Both men said that the house captain, a recovering addict with
seniority, and the manager, a Crossings employee, were verbally
abusive to them. And the men said that in violation of Medicaid
regulations, they were required to work 10 hours a day on weekends,
washing cars for as little as $4 an hour, to raise money for house supplies.

"They said, 'Do what you're told or get out,' " Mr. Jackson said.

Mr. Fine, the lawyer for Crossings, vehemently denied the men's
allegations about conditions in the sober homes, calling the homes
safe, healthy and properly run.

"The residents aren't forced to go to soup kitchens," Mr. Fine said.
"They are properly fed. There are no wooden beds. They are not forced
to work at a car wash."

He confirmed, however, that Crossings house captains and managers
were given no special training in operating a sober home or
monitoring residents. "We're not required to train them, because the
state does not regulate sober homes," he said.

Mr. Randall and Mr. Jackson both eventually turned to the nearby
Brentwood United Presbyterian Church for help. Through its pastor,
the Rev. Kennedy McGowan, they also got in touch with Long Island
Congregations, Associations and Neighborhoods, known as Lican, a
coalition of churches, social service groups and labor unions that
advocate for social change.

Lican is now working with other treatment providers, including
Catholic Charities, Madonna Heights and Eastern Long Island Hospital,
to push for state laws that it says would require humane treatment of
sober-home residents.

Lican and Mr. McGowan also encouraged Mr. Randall, Mr. Jackson and
other former Crossings patients to speak out about conditions at the
company's homes.

Mr. McGowan said many members of his congregation were recovering
addicts. "This atmosphere of intimidation is not helpful to people
already beaten down by the addiction, and trying to get their lives
back in order, people in a situation of extreme powerlessness," he said.

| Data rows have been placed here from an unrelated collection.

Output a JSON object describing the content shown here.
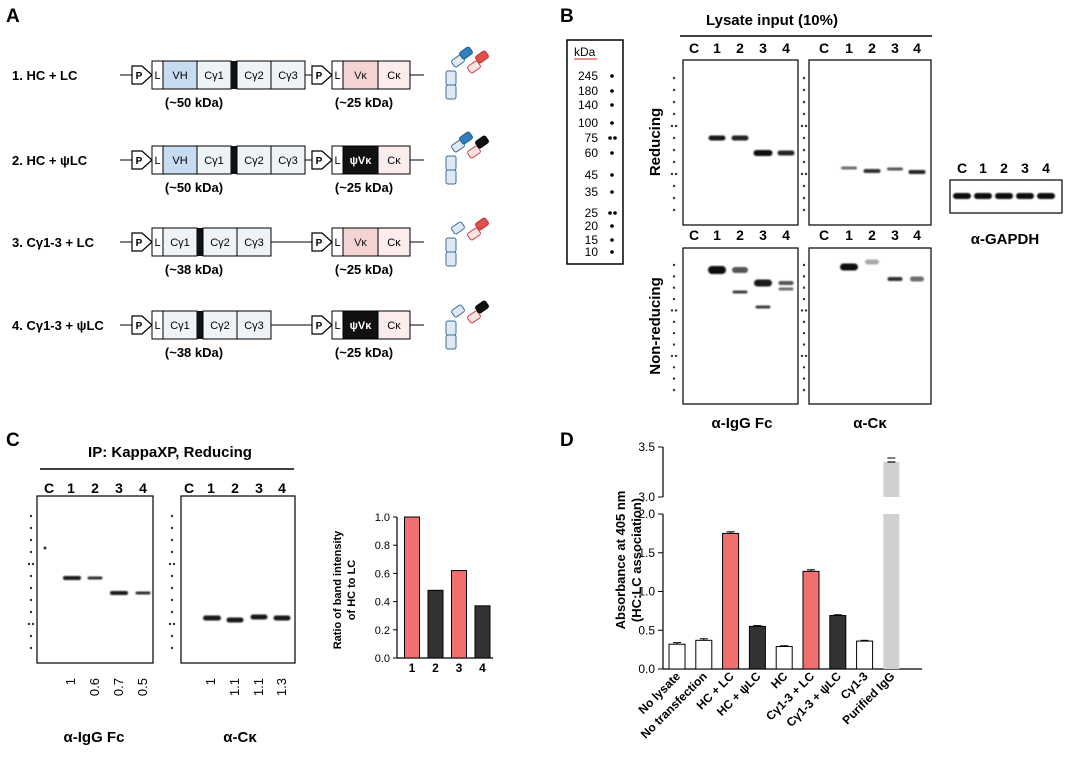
{
  "panels": {
    "A": {
      "label": "A",
      "rows": [
        {
          "num": "1.",
          "name": "HC + LC",
          "hc_domains": [
            "VH",
            "Cγ1",
            "Cγ2",
            "Cγ3"
          ],
          "hc_kda": "(~50 kDa)",
          "lc_domains": [
            "Vκ",
            "Cκ"
          ],
          "lc_kda": "(~25 kDa)"
        },
        {
          "num": "2.",
          "name": "HC + ψLC",
          "hc_domains": [
            "VH",
            "Cγ1",
            "Cγ2",
            "Cγ3"
          ],
          "hc_kda": "(~50 kDa)",
          "lc_domains": [
            "ψVκ",
            "Cκ"
          ],
          "lc_kda": "(~25 kDa)"
        },
        {
          "num": "3.",
          "name": "Cγ1-3 + LC",
          "hc_domains": [
            "Cγ1",
            "Cγ2",
            "Cγ3"
          ],
          "hc_kda": "(~38 kDa)",
          "lc_domains": [
            "Vκ",
            "Cκ"
          ],
          "lc_kda": "(~25 kDa)"
        },
        {
          "num": "4.",
          "name": "Cγ1-3 + ψLC",
          "hc_domains": [
            "Cγ1",
            "Cγ2",
            "Cγ3"
          ],
          "hc_kda": "(~38 kDa)",
          "lc_domains": [
            "ψVκ",
            "Cκ"
          ],
          "lc_kda": "(~25 kDa)"
        }
      ],
      "promoter": "P",
      "leader": "L"
    },
    "B": {
      "label": "B",
      "title": "Lysate input (10%)",
      "ladder_title": "kDa",
      "ladder": [
        "245",
        "180",
        "140",
        "100",
        "75",
        "60",
        "45",
        "35",
        "25",
        "20",
        "15",
        "10"
      ],
      "lanes": [
        "C",
        "1",
        "2",
        "3",
        "4"
      ],
      "row_reducing": "Reducing",
      "row_nonreducing": "Non-reducing",
      "col_fc": "α-IgG Fc",
      "col_ck": "α-Cκ",
      "gapdh": "α-GAPDH"
    },
    "C": {
      "label": "C",
      "title": "IP: KappaXP, Reducing",
      "lanes": [
        "C",
        "1",
        "2",
        "3",
        "4"
      ],
      "fc_quant": [
        "1",
        "0.6",
        "0.7",
        "0.5"
      ],
      "ck_quant": [
        "1",
        "1.1",
        "1.1",
        "1.3"
      ],
      "fc_label": "α-IgG Fc",
      "ck_label": "α-Cκ"
    },
    "D": {
      "label": "D"
    }
  },
  "chart_data": [
    {
      "type": "bar",
      "title": "",
      "categories": [
        "1",
        "2",
        "3",
        "4"
      ],
      "values": [
        1.0,
        0.48,
        0.62,
        0.37
      ],
      "colors": [
        "#f26f6f",
        "#333333",
        "#f26f6f",
        "#333333"
      ],
      "ylabel": "Ratio of band intensity of HC to LC",
      "ylabel_lines": [
        "Ratio of band intensity",
        "of HC to LC"
      ],
      "xlabel": "",
      "ylim": [
        0,
        1.0
      ],
      "yticks": [
        "0.0",
        "0.2",
        "0.4",
        "0.6",
        "0.8",
        "1.0"
      ]
    },
    {
      "type": "bar",
      "title": "",
      "categories": [
        "No lysate",
        "No transfection",
        "HC + LC",
        "HC + ψLC",
        "HC",
        "Cγ1-3 + LC",
        "Cγ1-3 + ψLC",
        "Cγ1-3",
        "Purified IgG"
      ],
      "values": [
        0.32,
        0.37,
        1.75,
        0.55,
        0.29,
        1.26,
        0.69,
        0.36,
        3.35
      ],
      "errors": [
        0.02,
        0.02,
        0.02,
        0.01,
        0.01,
        0.02,
        0.01,
        0.01,
        0.04
      ],
      "colors": [
        "#ffffff",
        "#ffffff",
        "#f26f6f",
        "#333333",
        "#ffffff",
        "#f26f6f",
        "#333333",
        "#ffffff",
        "#d0d0d0"
      ],
      "ylabel_lines": [
        "Absorbance at 405 nm",
        "(HC:LC association)"
      ],
      "xlabel": "",
      "axis_break": [
        2.0,
        3.0
      ],
      "ylim": [
        0,
        3.5
      ],
      "yticks_lower": [
        "0.0",
        "0.5",
        "1.0",
        "1.5",
        "2.0"
      ],
      "yticks_upper": [
        "3.0",
        "3.5"
      ]
    }
  ]
}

Crossings is the second Long Island treatment provider in a year to
face stiff sanctions from Oasas. Last year, the agency fined Lake
Grove Treatment Centers, a clinic operator, $1.5 million and
eventually shut it down.

Local addiction-recovery experts say that in recent years, Long
Island had become oversaturated with programs to treat alcoholism and
drug addiction, and especially sober homes, which were attractive to
for-profit operators like Crossings and Lake Grove because they were
unregulated. Oasas found that at one point, Crossings' profit margin
was 20 percent.

When competition for addicts' Medicaid benefits became stiff, though,
some operators cut corners to save money, according to Mary
Silberstein, the president of the Quality Consortium of Suffolk
County, which has 23 treatment providers as members.

"This has everything to do with greed and putting profits ahead of
people," said Ms. Silberstein, who is also the director of addiction
recovery services at the Pederson-Krag Center, a nonprofit group.

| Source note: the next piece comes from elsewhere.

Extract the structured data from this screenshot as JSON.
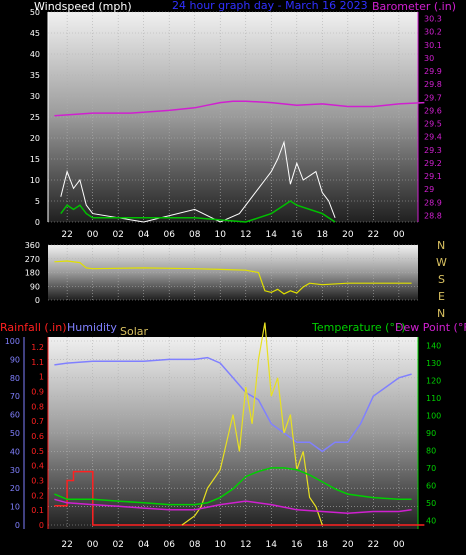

According to Oasas, as of Feb. 22, there were 153 licensed chemical
dependence programs in Nassau and Suffolk, serving 16,897 patients -
figures that do not include sober homes.

The settlement of the Crossings case meant that the court never
decided whether Oasas was on solid legal ground in claiming
jurisdiction over homes linked to licensed clinics. "Our position is
that where chemically dependent treatment services occur, Oasas does
regulate," said Mr. Zwack, the agency's general counsel. In other
cases, he said, local health departments, fire marshals or social
services agencies should be the ones to intervene when there are problems.

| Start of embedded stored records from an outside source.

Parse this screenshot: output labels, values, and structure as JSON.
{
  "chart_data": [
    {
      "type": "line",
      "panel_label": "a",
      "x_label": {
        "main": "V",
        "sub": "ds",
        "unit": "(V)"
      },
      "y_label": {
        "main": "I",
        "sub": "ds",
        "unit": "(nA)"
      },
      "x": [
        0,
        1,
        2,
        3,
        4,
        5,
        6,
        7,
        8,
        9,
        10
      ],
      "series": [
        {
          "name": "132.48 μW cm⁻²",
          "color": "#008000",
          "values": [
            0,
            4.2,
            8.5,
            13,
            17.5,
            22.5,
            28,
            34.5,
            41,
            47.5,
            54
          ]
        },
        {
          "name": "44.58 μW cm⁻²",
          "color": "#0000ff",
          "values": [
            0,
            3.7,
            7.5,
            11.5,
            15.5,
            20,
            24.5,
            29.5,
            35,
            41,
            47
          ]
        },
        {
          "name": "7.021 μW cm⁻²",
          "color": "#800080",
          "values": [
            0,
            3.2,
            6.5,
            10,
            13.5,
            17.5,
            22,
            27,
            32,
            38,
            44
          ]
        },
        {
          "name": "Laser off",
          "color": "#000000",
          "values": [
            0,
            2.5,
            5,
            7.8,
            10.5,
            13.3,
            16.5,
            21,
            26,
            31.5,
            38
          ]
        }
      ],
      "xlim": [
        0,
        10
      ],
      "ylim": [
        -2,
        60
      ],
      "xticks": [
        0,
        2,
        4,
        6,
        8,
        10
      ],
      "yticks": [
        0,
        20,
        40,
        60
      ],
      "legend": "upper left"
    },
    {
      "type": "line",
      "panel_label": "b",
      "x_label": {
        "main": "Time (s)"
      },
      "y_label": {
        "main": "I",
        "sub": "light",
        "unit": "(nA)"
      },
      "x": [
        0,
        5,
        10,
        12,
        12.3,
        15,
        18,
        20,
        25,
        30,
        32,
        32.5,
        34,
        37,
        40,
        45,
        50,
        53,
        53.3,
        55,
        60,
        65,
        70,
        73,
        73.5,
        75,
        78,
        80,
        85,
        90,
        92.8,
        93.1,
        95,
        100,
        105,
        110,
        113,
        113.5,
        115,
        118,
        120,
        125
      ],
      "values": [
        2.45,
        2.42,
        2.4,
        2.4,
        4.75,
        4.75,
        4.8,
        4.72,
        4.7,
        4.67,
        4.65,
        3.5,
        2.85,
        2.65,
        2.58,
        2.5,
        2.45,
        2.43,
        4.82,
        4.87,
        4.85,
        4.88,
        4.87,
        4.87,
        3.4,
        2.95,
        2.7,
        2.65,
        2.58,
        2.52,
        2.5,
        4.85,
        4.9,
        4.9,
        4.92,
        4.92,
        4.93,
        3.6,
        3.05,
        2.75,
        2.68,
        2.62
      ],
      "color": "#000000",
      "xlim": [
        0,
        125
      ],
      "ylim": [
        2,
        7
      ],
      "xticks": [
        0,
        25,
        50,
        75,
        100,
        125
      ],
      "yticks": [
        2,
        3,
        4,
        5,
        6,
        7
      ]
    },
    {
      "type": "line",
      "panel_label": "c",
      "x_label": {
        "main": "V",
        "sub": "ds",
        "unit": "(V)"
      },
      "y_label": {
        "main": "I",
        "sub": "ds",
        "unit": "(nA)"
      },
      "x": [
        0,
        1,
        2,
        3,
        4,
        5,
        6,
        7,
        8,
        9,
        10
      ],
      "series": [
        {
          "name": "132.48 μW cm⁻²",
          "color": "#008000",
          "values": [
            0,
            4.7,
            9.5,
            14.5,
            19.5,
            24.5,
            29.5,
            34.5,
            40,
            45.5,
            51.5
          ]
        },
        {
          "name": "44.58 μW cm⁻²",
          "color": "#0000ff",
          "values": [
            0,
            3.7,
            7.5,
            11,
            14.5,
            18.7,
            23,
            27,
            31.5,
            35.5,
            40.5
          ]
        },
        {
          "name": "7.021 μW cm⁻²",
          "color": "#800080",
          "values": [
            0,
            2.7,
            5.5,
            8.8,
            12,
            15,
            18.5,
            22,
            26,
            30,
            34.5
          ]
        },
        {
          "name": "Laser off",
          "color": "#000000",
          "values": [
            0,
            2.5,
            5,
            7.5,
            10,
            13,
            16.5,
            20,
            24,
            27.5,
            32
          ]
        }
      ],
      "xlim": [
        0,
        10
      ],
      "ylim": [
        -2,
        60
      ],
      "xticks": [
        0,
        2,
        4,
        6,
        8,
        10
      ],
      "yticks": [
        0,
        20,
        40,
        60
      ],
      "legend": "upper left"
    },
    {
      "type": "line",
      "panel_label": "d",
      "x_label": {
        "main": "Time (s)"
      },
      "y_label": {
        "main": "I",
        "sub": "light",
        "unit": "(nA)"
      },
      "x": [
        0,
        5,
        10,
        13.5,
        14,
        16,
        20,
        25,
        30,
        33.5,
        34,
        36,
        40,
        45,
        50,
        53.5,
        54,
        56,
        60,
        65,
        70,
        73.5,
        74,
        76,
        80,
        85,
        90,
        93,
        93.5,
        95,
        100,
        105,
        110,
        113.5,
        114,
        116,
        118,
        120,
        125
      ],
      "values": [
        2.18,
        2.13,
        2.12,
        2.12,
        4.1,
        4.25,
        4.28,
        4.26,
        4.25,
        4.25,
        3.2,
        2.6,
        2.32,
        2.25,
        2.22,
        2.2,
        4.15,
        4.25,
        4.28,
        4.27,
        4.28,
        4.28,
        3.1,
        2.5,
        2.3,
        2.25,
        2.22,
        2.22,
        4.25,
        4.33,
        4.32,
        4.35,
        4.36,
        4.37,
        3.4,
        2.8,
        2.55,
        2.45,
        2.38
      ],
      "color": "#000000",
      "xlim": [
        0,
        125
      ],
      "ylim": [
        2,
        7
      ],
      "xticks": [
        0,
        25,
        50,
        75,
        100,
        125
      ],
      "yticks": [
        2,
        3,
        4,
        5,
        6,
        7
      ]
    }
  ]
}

Mr. Randall moved out of the Crossings house in Brentwood in October.
He now rents a room in Deer Park and follows a 12-step recovery
program; he says he has been clean and sober for 13 months.

Mr. Jackson now lives in another sober home in Bay Shore, has a
part-time job driving a taxi and also follows a 12-step program; he
said he had been clean for six months. "I met a nice girl," he said.
"My life is getting back on track."

He added: "Getting thrown out of Crossings was the best thing that
ever happened to me. I was going nowhere there."